By Brooke Whitaker
Don’t get me wrong: I like the sounds of the pipe organ as much as the next person, but last week’s performance of “Hymns and the Heavens: A Chronology of Sacred Organ Music,” performed by Rob Vanover (who also arranged several of the pieces), left something to be desired.
There was nothing inherently wrong with the music— in fact some of it was quite beautiful in its own way— but the performance was not what it could have been. Some of the reasoning for this was unavoidable, but some of these issues could have easily been avoided.
One of the main issues that I had with the performance was the atmosphere in which it was presented. Our chapel is oriented towards stage performances, and it works beautifully for this purpose. One of the problems with having an organ-based performance in our chapel is that while there are pipes everywhere in the chapel (hence the name of the “original surround sound,”) the actual musician sits behind everyone else in the back of the chapel on the balcony. I never actually saw the musician from where I was sitting.
One of the things that I enjoy most about a live performance is seeing how absorbed the musician gets within their work. This is one of the things that separates a live performance from simply downloading a song off of the internet—it’s why we sit in a room for an hour and a half— and that was missing from this performance. Instead of coming from a person, the music seemed to spring into being on its own.

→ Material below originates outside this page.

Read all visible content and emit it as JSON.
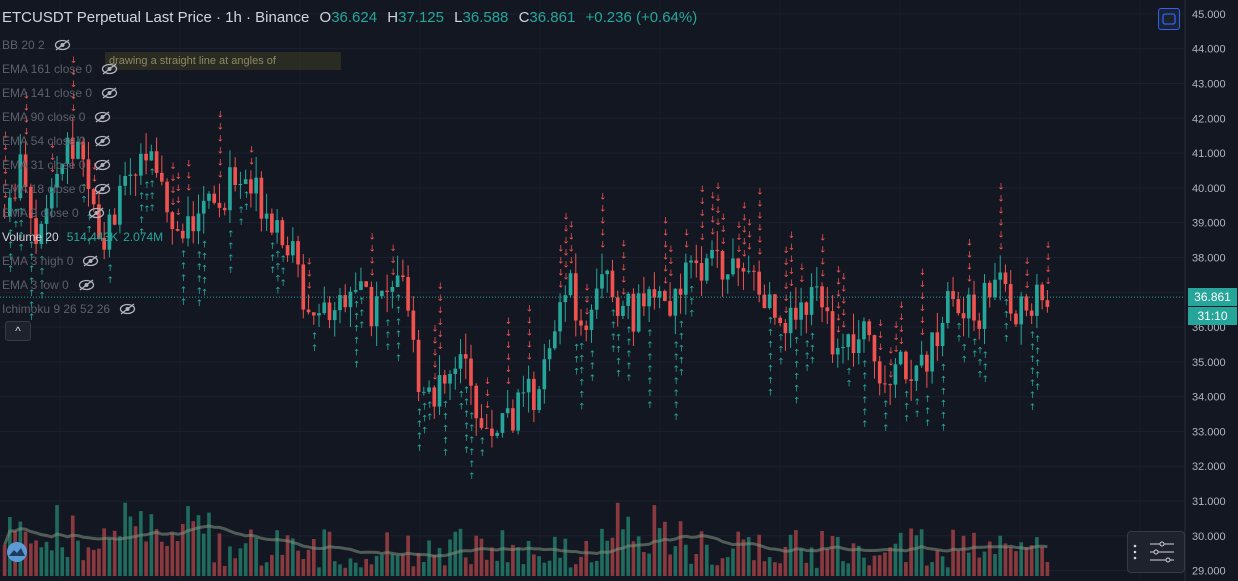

The other main problem that I had with this performance was that it was dark. The darkness combined with the fact that there were very few people actually in the audience, led to a performance that should have sounded powerful and majestic sounding like something pulled straight out of “The Phantom of the Opera—” eerie and leaving me on edge. I have nothing against the pipe organ; in fact, I generally enjoy its music, but the instrument has been used so much within songs that are supposed to sound dark and scary that it’s sometimes hard to leave that image behind.
While this is unfortunate, it needs to be taken into account when staging a concert. Leaving the audience in the mostly-dark and not being able to see the performer then, is probably not the best idea (especially not if the performer is going to take full advantage of the lower range of the instrument, which is used for the traditionally creepy songs).
While I would have probably really enjoyed this performance in a different setting, this particular event did not live up to what I have come to expect from the Noteworthy concert series.